One of my goals for the summer was to whittle down and fit back into my size 8 dress pants, of which I have several pair. Part of this is pure vanity, and part is frugality. I can't afford a full new wardrobe, and I am tired of clueless college boys asking me if I am pregnant. Right now I weigh 156 pounds, only one pound shy of my highest weight of all time. I'm wearing a 10 or 12 in most clothing, though since most of my clothing isn't fitting and I'm reluctant to buy more larger clothes, I don't wear a wide variety of outfits. Now, this may sound okay to most people, however, I am only 5'4'', and I have a small frame. The positive side of this is that the last time I was near this weight, I was a full 2 sizes bigger in clothing, so at least I'm a thinner 156. Additionally, I love to run, and the more weight I carry, the more my knee problem exacerbates, and the more I can't run and the more weight I gain. It's a lovely catch-22.

I have no weight goal, per se, though I wouldn't mind dropping to the 120s if possible. I guess I'd like to drop 30 pounds all said and done, though if I could comfortably wear my old clothing at 20 pounds less, I'd be thrilled and satisfied. I'm not sure how many inches that means I need to take off my waist, but we'll see how that goes.

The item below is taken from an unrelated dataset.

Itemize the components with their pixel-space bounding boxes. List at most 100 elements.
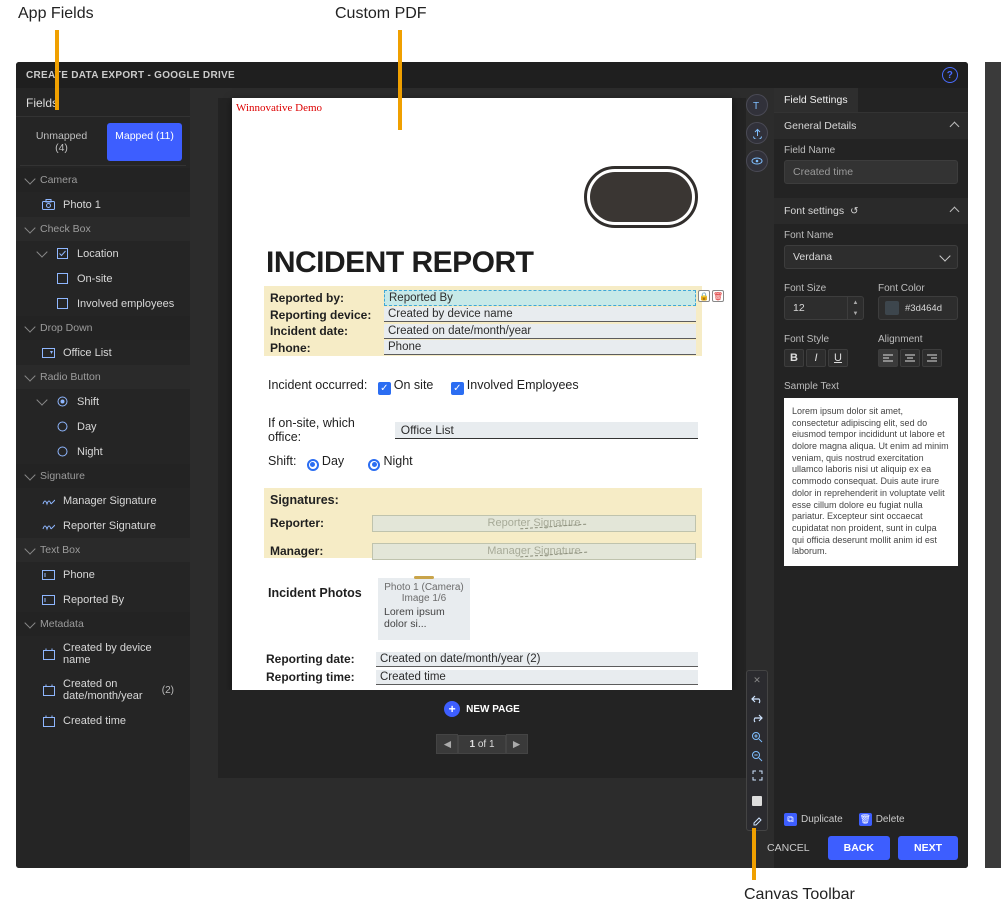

The last time I tried this I started keeping records, but I always tend to lose those slips of paper I write things down on, so I decided to report on my progress here. Here are my stats, day 1.

Weight: 156 pounds
Measurements (in inches): 41 chest (no wonder my shirts won't button!)
36 waist
40 abs (around my hip bone level)
20 right thigh
11.5 right bicep

The plan is to move more, to stretch more, and to lift weights regularly,and eat more vegetables. My mileage goal is 15-18 miles a week, 2 yoga or extensive stretches a week, 3 weight training, and additional cardio (I'm going to start kickboxing soon, but I am also loosely following a variety of dvds including Power 90 and some Jillian Michaels). If I keep disciplined about my work this summer, it should be possible. I just can't sit around watching Hulu for too many free hours instead of grading papers!

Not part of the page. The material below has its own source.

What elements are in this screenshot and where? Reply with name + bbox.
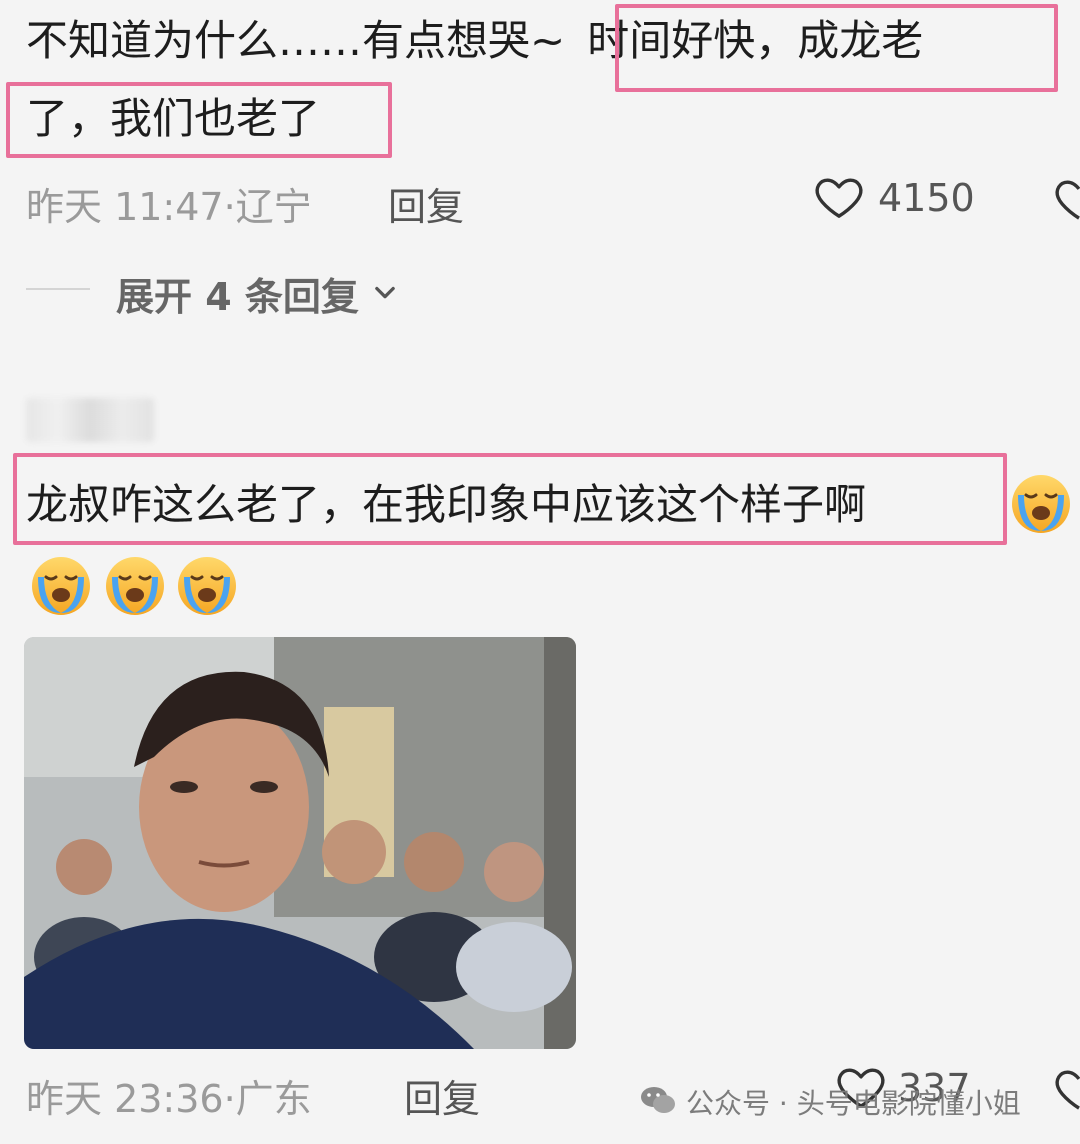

Right now I'm loosely following Power90, which worked well for me this past fall- I did it for about 40 days before finals, then the holidays, a broken dvd player, and an elopement and moving all occurred in quick sucession. I lost about 7 pounds and a pants size during the time I did it this fall, but the cardio tape ("Sweat") that is part of the workout for 3 days a week tends to bore me fairly quickly, so I might substitute runs and other cardio 2 days a week to keep me from dying of repetition. I also have my eye on being able to begin P90x at some point as well, and hope that Power90 (and Power90 masters) will get me ready for that.

Additionally, I'd like to rev my running back up again. I used to comfortably run around 6.1 mph after warm up, and go as high as 7.4 mph for shorter speed intervals. I could also run 8-10 miles distance for my longer runs without too much effort. Now I'm pushing 5.5 for my regular runs, and 5 miles is about my limit without extensive walking breaks (or chafeage- I'm having a huge arm chafing issue lately that's driving me nuts.) I'd ideally like to be able to get back to that level again, perhaps with a gain- 6.3 mph comfortable speed, and a 9-11 mile long run. That really is secondary, but would be very rewarding.

For today, I finished my Sculpt 1-2 using 5 lb weights for most exercises, and have to wait until it cools off outside later today to run my 2 laps around the neighborhood with Chloe. That's a distance of 1.6 miles.

Hopefully this blog will keep me honest, and plot my progress. I promise that this set up is probably longer than most of my updates will be, but now that I've set the parameters, let's see how it goes!